Government-controlled mortgage finance firms Fannie Mae and Freddie Mac made enough money in the second quarter to give taxpayers $5.6 billion in dividends, a sign they can turn substantial profits even in a lackluster housing market.
The two companies were seized by the U.S. government in 2008 to save them from bankruptcy. Under the terms of the bailout, they turn over their profits to the U.S. Treasury.
Those dividends swelled over the last year due to one-off events like legal settlements but the results posted on Thursday gave a signal they could keep turning profits for some time to come.
"This quarter gives you a good sense of a normalized environment," Fannie Mae Chief Executive Tim Mayopoulos said on a conference call with reporters. He said he expects Fannie Mae to remain profitable for the "foreseeable future."
Once Fannie Mae and Freddie Mac make their latest payments in September, they will have returned $218.7 billion to taxpayers in return for the $187.5 billion in aid they received after being placed under the government's wing at the height of the financial crisis.
The firms don't lend money directly. Rather, they make money buying mortgages from lenders and repackaging them into securities which they then sell to investors with a guarantee.
Fannie Mae, the nation's largest source of mortgage funds, earned a $3.7 billion profit between April and June and will turn it over as its dividend payment. Freddie Mac, the No. 2 mortgage provider, will pay the Treasury $1.9 billion.
Shares for the two companies edged lower.
The dividends had also swelled in prior quarters because of big profits booked on accounting gains from the recognition of deferred tax assets.
Both the settlements and the tax matters appear to be largely behind, Mayopoulos said. In a positive sign for future profits, Fannie Mae said rising home prices had helped its bottom line. Freddie Mac CEO Donald Layton said underlying earnings were relatively stable in the second quarter.
The U.S. housing market slowed sharply in late 2013 after mortgage rates rose. Home resales have partially recovered this year but are well below the peak reached in 2005.
Fannie Mae and Freddie Mac's obligation to turn over all their profits to the Treasury has helped keep them undercapitalized, analysts say, and a severe downturn in the housing market could eventually lead them to require further bailouts.

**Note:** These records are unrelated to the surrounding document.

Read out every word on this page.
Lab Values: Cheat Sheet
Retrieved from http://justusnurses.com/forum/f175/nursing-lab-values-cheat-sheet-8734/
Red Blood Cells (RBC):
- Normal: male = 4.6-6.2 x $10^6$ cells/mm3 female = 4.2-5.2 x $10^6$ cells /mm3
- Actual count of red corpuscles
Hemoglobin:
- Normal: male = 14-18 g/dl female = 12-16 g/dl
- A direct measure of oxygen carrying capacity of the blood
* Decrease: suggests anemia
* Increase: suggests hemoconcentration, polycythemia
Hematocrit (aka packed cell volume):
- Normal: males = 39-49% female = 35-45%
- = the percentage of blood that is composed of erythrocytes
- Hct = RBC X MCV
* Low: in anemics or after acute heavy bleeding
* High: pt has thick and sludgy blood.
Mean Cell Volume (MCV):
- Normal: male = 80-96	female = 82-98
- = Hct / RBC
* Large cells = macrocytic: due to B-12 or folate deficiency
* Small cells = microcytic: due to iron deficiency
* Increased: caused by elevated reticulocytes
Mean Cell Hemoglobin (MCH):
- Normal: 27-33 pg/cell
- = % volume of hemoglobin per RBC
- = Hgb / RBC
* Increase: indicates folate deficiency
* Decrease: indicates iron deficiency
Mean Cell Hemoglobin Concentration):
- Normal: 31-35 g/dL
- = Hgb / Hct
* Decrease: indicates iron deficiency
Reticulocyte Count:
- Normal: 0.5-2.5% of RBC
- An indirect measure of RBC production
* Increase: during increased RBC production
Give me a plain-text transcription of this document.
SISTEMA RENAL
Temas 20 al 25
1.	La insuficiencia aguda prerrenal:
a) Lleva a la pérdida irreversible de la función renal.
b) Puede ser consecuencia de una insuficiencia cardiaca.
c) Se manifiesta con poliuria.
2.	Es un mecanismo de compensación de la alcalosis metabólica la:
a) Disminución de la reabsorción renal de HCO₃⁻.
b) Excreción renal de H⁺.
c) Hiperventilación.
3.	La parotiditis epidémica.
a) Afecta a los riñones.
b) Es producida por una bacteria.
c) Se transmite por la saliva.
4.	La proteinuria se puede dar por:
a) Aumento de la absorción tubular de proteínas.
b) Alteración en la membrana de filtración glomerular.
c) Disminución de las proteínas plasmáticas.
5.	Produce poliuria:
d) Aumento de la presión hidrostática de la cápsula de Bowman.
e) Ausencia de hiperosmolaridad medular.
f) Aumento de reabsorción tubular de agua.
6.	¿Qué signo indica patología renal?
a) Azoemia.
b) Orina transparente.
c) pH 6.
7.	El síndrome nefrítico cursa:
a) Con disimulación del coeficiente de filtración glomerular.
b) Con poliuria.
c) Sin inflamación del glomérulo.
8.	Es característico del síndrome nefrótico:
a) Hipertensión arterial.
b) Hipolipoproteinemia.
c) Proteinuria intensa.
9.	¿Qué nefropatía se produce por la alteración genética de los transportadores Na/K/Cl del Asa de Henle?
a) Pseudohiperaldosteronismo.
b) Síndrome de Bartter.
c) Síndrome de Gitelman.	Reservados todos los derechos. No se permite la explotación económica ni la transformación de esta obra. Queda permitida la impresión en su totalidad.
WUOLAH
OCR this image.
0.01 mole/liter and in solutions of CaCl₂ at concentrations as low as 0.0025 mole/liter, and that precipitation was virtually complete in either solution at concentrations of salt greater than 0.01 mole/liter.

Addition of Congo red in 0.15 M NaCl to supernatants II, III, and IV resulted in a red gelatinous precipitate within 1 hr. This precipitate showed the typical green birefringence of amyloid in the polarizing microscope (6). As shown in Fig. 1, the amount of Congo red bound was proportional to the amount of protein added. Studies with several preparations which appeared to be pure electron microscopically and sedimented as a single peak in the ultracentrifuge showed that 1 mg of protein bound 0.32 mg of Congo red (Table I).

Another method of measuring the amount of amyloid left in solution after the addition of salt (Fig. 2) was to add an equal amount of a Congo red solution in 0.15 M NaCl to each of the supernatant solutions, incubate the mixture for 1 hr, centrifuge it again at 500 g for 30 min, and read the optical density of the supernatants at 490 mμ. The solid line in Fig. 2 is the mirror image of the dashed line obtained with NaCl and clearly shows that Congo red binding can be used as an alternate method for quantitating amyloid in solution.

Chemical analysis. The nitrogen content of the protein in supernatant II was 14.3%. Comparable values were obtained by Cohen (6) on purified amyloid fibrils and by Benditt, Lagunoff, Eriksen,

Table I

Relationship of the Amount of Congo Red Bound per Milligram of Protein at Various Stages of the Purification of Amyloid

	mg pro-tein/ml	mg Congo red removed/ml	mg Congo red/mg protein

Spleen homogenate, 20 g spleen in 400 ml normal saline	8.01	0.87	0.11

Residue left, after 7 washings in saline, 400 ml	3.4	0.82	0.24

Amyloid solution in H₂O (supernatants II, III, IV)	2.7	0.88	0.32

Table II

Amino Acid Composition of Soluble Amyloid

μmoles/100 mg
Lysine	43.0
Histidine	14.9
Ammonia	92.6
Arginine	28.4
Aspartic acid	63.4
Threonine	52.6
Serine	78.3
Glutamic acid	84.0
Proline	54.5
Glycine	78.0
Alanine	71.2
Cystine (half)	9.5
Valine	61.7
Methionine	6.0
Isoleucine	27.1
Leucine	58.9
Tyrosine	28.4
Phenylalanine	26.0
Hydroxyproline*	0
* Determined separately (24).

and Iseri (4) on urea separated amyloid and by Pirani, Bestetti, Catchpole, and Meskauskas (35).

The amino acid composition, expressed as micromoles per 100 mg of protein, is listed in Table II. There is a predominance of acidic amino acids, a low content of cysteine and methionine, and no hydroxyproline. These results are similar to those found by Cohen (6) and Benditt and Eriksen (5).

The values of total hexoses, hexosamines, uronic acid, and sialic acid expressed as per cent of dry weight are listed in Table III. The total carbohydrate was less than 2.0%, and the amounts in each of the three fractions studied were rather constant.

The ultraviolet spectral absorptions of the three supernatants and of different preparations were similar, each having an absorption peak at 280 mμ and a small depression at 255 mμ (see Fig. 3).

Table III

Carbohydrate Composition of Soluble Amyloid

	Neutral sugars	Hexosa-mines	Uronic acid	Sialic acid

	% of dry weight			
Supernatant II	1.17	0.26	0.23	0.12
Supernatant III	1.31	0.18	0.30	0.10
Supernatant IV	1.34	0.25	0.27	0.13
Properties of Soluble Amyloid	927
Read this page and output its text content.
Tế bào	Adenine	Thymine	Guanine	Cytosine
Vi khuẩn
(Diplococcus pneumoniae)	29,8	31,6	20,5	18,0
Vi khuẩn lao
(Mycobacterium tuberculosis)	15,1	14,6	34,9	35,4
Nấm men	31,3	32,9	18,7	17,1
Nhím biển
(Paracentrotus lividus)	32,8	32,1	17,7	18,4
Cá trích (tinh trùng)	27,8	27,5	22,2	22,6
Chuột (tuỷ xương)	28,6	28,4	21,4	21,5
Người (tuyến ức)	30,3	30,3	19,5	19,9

The Obama administration has argued for replacing the firms with a new entity, but lawmakers look unlikely to address housing reform until at least after congressional elections in November - and any reform effort would probably be a multi-year task.
Republicans want to see less government support of mortgages, while some Democrats argue low-income borrowers should get more support.
Private shareholders in Fannie Mae and Freddie Mac have sued the government over the dividend policy, claiming Washington is expropriating the value of their preferred shares. The litigation, currently in pre-trial phases, is expected to drag on for years.